If you like your tennis racket it might be a good idea to buy another. After all, strings break, accidents happen and you could be without a racket in a really important game. Most recreational players will know the benefits of having a second racquet. I know how it feels to be serving for a big game and my strings to break. It is a nightmare pulling out a different racket and trying to get the feel for the frame and the tension.
Do you have two identical rackets?
Modern tennis rackets are made with all sorts of high-tech materials. They are designed to make you maximise your power and control of the ball. As you use a racket the racket absorbs the impact of the ball and is subjected to all the stresses and strains of the game.
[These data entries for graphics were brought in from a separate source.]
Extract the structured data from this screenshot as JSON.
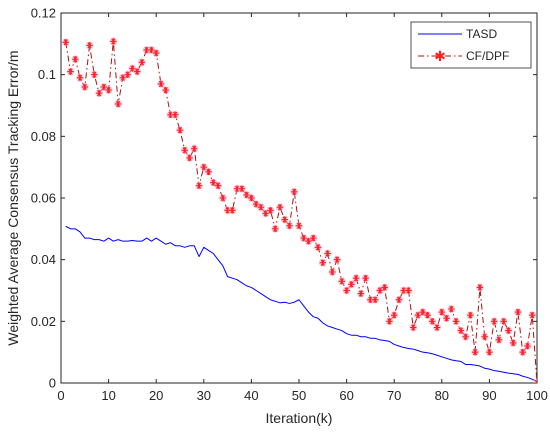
{
  "chart_data": {
    "type": "line",
    "title": "",
    "xlabel": "Iteration(k)",
    "ylabel": "Weighted Average Consensus Tracking Error/m",
    "xlim": [
      0,
      100
    ],
    "ylim": [
      0,
      0.12
    ],
    "xticks": [
      0,
      10,
      20,
      30,
      40,
      50,
      60,
      70,
      80,
      90,
      100
    ],
    "yticks": [
      0,
      0.02,
      0.04,
      0.06,
      0.08,
      0.1,
      0.12
    ],
    "xtick_labels": [
      "0",
      "10",
      "20",
      "30",
      "40",
      "50",
      "60",
      "70",
      "80",
      "90",
      "100"
    ],
    "ytick_labels": [
      "0",
      "0.02",
      "0.04",
      "0.06",
      "0.08",
      "0.1",
      "0.12"
    ],
    "grid": false,
    "legend_position": "top-right",
    "x": [
      1,
      2,
      3,
      4,
      5,
      6,
      7,
      8,
      9,
      10,
      11,
      12,
      13,
      14,
      15,
      16,
      17,
      18,
      19,
      20,
      21,
      22,
      23,
      24,
      25,
      26,
      27,
      28,
      29,
      30,
      31,
      32,
      33,
      34,
      35,
      36,
      37,
      38,
      39,
      40,
      41,
      42,
      43,
      44,
      45,
      46,
      47,
      48,
      49,
      50,
      51,
      52,
      53,
      54,
      55,
      56,
      57,
      58,
      59,
      60,
      61,
      62,
      63,
      64,
      65,
      66,
      67,
      68,
      69,
      70,
      71,
      72,
      73,
      74,
      75,
      76,
      77,
      78,
      79,
      80,
      81,
      82,
      83,
      84,
      85,
      86,
      87,
      88,
      89,
      90,
      91,
      92,
      93,
      94,
      95,
      96,
      97,
      98,
      99,
      100
    ],
    "series": [
      {
        "name": "TASD",
        "color": "#0000ff",
        "style": "solid",
        "marker": "none",
        "values": [
          0.0508,
          0.05,
          0.05,
          0.049,
          0.047,
          0.047,
          0.0465,
          0.0465,
          0.046,
          0.047,
          0.046,
          0.0465,
          0.046,
          0.046,
          0.0462,
          0.046,
          0.046,
          0.047,
          0.046,
          0.047,
          0.046,
          0.045,
          0.0455,
          0.0445,
          0.0445,
          0.044,
          0.0445,
          0.0445,
          0.041,
          0.044,
          0.043,
          0.042,
          0.04,
          0.038,
          0.0345,
          0.034,
          0.0335,
          0.0325,
          0.0315,
          0.031,
          0.03,
          0.029,
          0.028,
          0.027,
          0.0265,
          0.026,
          0.0262,
          0.0258,
          0.0262,
          0.027,
          0.025,
          0.023,
          0.0215,
          0.021,
          0.0195,
          0.0185,
          0.018,
          0.0175,
          0.017,
          0.016,
          0.0155,
          0.0155,
          0.015,
          0.015,
          0.0145,
          0.0145,
          0.014,
          0.0138,
          0.0135,
          0.0125,
          0.012,
          0.0115,
          0.0112,
          0.011,
          0.0105,
          0.01,
          0.0098,
          0.0095,
          0.009,
          0.0085,
          0.008,
          0.0075,
          0.0072,
          0.007,
          0.006,
          0.006,
          0.0058,
          0.0055,
          0.0048,
          0.0045,
          0.004,
          0.0038,
          0.0035,
          0.0032,
          0.003,
          0.0028,
          0.0022,
          0.0018,
          0.0012,
          0.0005
        ]
      },
      {
        "name": "CF/DPF",
        "color": "#b01010",
        "marker_color": "#ff2020",
        "style": "dash-dot",
        "marker": "star",
        "values": [
          0.1105,
          0.101,
          0.105,
          0.099,
          0.096,
          0.1095,
          0.1,
          0.094,
          0.096,
          0.095,
          0.1108,
          0.0905,
          0.099,
          0.1,
          0.102,
          0.101,
          0.104,
          0.108,
          0.108,
          0.107,
          0.097,
          0.095,
          0.087,
          0.087,
          0.082,
          0.0755,
          0.073,
          0.076,
          0.064,
          0.07,
          0.0685,
          0.065,
          0.064,
          0.06,
          0.056,
          0.056,
          0.063,
          0.063,
          0.061,
          0.06,
          0.058,
          0.057,
          0.055,
          0.056,
          0.05,
          0.057,
          0.053,
          0.051,
          0.062,
          0.051,
          0.047,
          0.046,
          0.047,
          0.044,
          0.039,
          0.042,
          0.036,
          0.04,
          0.033,
          0.03,
          0.032,
          0.034,
          0.029,
          0.034,
          0.027,
          0.027,
          0.03,
          0.031,
          0.02,
          0.022,
          0.027,
          0.03,
          0.03,
          0.018,
          0.022,
          0.023,
          0.022,
          0.02,
          0.018,
          0.023,
          0.021,
          0.024,
          0.02,
          0.017,
          0.015,
          0.022,
          0.01,
          0.031,
          0.015,
          0.01,
          0.02,
          0.014,
          0.02,
          0.017,
          0.013,
          0.023,
          0.01,
          0.012,
          0.022,
          0.0
        ]
      }
    ]
  }
}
Over time this deteriorates the performance racket. A racket is at its stiffest out of the shop, in time it loses its performance.
If you have two rackets it would be wise to share your game time load on each frame. This will ensure that both rackets wear at the same rate. Although it is lovely to keep a newer racket in your bag for special occasions, long term for your own game it is probably best that each frame is used equally . Both tennis rackets should have a similar level of wear.
String your rackets at the same time
It is also recommended that rackets are strung at the same time. I have lost count of players over the years who wonder why their racket tension isn’t as it once was. A racket will lose 10% of its tension overnight, as time goes by and depending on the temperature, humidity, playing conditions will continue to go down too. If rackets are strung together with the same string and kept in the same conditions they are likely to produce similar performance.
If you like your current frame it is certainly a good idea to buy another one. In my own particular experience I have enjoyed playing with a Head Radical since way back when Agassi was in his pomp. For me the head size, weight and balance are all on point. Despite there being many improvements made to this frame over the years it is still the one which I find fits my game most.
Share the play load of the rackets.
Tennis is an abrasive game and strings and tension will also degrade. It makes sense to share the load. This will also ensure you extend as far as possible the lifecycle of your rackets.